All funds of the Association shall be deposited to the credit of the Association in such banks, trust companies or other depositories as the Board of Directors may select.

Section 4. Gifts

The Board of Directors may accept, on behalf of the Association, any contribution, gift, bequest or devise for the general purposes or for any special purpose of the Association.

Article VIII
Books and Records

The Association shall keep correct and complete books and records of account and shall also keep minutes of the proceedings of its members, Board of Directors and committees having any of the authority of the Board of Directors, and shall keep at a designated location a record giving the names and addresses of the members entitled to vote.

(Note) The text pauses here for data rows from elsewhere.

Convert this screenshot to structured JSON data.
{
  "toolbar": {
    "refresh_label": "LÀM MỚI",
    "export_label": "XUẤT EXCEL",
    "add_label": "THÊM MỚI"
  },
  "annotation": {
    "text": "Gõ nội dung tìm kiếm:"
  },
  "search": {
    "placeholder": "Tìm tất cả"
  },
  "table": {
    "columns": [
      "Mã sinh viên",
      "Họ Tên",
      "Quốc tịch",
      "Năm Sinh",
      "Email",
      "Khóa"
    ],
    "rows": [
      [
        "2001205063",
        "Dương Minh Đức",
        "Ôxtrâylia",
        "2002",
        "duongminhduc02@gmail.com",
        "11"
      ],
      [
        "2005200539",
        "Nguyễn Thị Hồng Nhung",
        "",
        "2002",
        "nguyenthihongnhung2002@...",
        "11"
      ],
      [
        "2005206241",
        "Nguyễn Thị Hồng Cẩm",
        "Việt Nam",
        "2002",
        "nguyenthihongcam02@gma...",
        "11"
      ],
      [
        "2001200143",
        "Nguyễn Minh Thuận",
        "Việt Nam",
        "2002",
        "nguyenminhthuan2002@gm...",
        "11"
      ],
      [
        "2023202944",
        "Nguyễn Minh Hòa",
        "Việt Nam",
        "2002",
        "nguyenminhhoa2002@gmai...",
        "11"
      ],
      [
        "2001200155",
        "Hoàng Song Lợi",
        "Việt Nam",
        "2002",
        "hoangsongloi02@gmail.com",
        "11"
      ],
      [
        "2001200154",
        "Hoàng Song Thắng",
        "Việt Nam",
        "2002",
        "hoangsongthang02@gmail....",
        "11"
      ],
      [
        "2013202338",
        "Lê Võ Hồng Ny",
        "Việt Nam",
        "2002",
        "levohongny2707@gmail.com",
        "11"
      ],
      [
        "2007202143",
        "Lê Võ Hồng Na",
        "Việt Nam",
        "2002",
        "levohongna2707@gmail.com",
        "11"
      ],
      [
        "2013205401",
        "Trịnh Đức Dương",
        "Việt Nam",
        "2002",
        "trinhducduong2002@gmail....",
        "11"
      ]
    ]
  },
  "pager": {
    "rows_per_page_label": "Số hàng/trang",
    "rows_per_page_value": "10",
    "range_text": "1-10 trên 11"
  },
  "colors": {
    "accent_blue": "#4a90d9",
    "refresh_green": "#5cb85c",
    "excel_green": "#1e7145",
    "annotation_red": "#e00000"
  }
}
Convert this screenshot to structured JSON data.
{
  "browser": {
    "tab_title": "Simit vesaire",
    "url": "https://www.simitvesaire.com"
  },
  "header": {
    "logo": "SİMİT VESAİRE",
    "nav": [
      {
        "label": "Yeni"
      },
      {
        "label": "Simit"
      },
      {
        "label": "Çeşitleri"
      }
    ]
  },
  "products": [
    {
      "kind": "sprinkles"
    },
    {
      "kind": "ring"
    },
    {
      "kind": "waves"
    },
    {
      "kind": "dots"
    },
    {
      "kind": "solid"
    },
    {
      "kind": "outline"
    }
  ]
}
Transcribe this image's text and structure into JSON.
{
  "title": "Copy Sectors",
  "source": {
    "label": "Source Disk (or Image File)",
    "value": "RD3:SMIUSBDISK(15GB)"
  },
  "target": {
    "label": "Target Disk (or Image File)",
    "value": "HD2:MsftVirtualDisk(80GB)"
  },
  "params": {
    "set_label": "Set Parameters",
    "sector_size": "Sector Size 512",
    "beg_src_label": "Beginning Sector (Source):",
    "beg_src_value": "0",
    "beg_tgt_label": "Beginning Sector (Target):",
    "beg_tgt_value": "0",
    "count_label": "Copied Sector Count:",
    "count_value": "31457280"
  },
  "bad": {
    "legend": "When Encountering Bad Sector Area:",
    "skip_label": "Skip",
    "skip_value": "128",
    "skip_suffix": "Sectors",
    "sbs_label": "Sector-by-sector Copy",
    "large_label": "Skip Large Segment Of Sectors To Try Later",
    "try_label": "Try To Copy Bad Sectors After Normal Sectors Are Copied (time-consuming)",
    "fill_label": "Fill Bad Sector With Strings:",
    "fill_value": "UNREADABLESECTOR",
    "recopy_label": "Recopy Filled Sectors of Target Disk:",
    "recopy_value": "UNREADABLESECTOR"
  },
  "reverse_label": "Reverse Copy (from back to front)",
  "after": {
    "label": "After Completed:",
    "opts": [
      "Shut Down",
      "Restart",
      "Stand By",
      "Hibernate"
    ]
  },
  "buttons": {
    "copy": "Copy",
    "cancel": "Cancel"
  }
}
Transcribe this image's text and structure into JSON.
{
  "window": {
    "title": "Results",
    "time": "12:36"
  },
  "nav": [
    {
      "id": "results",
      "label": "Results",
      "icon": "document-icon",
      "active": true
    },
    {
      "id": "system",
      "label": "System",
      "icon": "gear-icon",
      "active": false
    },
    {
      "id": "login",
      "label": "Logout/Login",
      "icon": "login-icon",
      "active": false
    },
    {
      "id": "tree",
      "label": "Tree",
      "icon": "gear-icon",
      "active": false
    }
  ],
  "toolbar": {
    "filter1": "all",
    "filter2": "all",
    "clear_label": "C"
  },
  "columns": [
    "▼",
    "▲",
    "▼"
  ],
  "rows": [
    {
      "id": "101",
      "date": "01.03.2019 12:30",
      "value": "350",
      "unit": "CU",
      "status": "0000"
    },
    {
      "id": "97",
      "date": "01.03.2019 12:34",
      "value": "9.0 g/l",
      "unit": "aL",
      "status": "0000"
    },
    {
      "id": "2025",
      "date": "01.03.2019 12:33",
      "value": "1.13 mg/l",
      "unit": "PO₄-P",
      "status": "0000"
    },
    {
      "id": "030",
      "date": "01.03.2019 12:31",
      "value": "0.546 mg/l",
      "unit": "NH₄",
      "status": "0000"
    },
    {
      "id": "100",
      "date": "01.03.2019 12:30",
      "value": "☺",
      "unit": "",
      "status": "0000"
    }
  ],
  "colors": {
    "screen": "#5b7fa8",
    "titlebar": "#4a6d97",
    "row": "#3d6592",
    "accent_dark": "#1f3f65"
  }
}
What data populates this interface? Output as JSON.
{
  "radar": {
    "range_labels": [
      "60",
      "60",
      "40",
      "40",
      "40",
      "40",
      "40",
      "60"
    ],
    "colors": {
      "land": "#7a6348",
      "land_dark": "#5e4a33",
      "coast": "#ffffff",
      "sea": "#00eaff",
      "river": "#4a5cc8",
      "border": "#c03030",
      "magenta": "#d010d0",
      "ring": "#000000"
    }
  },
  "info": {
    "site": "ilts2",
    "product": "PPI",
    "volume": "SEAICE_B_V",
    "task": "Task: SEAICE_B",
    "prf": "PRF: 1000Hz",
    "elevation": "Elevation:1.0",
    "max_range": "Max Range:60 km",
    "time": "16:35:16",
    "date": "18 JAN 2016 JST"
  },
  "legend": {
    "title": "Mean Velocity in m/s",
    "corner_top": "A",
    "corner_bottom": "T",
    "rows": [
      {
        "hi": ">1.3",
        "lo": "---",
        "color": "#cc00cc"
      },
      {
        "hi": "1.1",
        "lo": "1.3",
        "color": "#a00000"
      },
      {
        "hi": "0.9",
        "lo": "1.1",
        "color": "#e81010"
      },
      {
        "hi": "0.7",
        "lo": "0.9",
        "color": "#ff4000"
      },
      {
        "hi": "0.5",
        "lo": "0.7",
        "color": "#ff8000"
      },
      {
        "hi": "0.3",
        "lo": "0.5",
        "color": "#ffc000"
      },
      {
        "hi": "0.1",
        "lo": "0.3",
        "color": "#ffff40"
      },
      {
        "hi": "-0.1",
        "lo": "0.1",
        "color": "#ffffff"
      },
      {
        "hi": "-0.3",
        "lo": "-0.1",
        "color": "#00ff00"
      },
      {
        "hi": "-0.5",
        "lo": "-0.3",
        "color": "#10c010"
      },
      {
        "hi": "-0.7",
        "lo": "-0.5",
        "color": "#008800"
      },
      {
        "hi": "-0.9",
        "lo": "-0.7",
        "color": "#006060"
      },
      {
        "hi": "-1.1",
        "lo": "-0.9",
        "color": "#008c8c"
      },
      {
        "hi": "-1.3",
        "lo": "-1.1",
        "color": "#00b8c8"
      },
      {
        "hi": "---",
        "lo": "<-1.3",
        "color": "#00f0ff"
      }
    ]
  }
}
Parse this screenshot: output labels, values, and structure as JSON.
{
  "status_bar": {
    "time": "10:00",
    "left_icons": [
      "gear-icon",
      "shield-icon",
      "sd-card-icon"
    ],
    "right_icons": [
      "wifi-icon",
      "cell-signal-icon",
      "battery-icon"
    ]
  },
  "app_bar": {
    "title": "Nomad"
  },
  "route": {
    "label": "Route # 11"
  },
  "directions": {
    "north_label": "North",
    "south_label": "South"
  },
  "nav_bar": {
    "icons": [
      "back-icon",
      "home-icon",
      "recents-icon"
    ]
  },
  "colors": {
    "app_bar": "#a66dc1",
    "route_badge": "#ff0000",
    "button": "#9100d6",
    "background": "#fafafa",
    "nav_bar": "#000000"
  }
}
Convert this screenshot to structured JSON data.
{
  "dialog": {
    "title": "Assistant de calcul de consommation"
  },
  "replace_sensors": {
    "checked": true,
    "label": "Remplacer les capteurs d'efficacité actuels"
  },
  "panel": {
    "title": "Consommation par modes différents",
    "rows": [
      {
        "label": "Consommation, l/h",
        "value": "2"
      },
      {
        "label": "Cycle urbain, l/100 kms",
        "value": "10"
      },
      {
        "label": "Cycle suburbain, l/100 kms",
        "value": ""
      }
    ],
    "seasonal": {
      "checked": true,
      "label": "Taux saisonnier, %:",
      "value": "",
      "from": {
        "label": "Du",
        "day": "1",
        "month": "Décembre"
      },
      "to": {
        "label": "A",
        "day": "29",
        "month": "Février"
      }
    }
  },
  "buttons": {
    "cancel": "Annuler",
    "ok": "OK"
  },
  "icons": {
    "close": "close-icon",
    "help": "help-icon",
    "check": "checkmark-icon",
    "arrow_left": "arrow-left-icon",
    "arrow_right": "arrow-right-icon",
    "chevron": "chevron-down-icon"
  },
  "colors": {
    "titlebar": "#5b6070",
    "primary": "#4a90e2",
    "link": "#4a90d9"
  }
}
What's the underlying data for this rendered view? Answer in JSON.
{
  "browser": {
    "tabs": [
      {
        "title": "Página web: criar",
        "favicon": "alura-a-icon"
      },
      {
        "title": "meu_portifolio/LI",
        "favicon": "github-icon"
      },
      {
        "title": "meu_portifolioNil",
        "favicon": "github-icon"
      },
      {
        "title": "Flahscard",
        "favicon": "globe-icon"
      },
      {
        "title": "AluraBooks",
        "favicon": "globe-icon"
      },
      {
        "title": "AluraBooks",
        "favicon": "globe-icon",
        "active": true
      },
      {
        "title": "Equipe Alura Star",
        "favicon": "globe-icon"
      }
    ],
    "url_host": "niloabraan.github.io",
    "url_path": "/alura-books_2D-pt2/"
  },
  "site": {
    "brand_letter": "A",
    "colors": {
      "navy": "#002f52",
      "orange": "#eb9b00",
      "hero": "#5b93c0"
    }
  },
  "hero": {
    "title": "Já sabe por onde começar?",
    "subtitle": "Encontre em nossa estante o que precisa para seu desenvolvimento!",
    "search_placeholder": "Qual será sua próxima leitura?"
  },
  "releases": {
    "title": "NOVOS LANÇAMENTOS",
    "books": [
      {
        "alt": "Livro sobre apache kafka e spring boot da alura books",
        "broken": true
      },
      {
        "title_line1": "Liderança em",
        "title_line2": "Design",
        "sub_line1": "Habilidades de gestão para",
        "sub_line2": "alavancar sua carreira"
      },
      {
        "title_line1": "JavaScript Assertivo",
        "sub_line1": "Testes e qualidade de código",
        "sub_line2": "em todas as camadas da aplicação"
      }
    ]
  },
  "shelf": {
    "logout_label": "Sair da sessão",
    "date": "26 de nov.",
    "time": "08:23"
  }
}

Any member of the Association may inspect the books and records of the Association for any purpose at a reasonable time.

Article IX
Fiscal Year

The fiscal year of the Association shall begin on the first day of May and end on the last day of April in each year.

Article X
Amendments to Bylaws

These Bylaws may be altered, amended or repealed, and any bylaws may be adopted by a vote of two-thirds of the Directors present at any regular or special meeting of the Board of Directors at which a quorum is present, provided that at least ten (10) days’ written notice shall have been given to each Director of an intention to alter, amend, repeal or adopt any bylaws at such meeting.

Article XI
Dissolution

The Board of Directors may dissolve the Association by resolution adopted by at least 75 percent of the Directors in office after at least thirty (30) days’ written notice of any Director’s intention to introduce such a resolution. Such dissolution shall in no way personally benefit any member, Director or Officer of the Association; and upon such dissolution, none of the assets of the Association shall be distributed to any member, Director or Officer of the Association. Upon such dissolution, the assets of the Association shall be distributed by the Board of Directors to be used for the benefit of Fairfield High School or its students.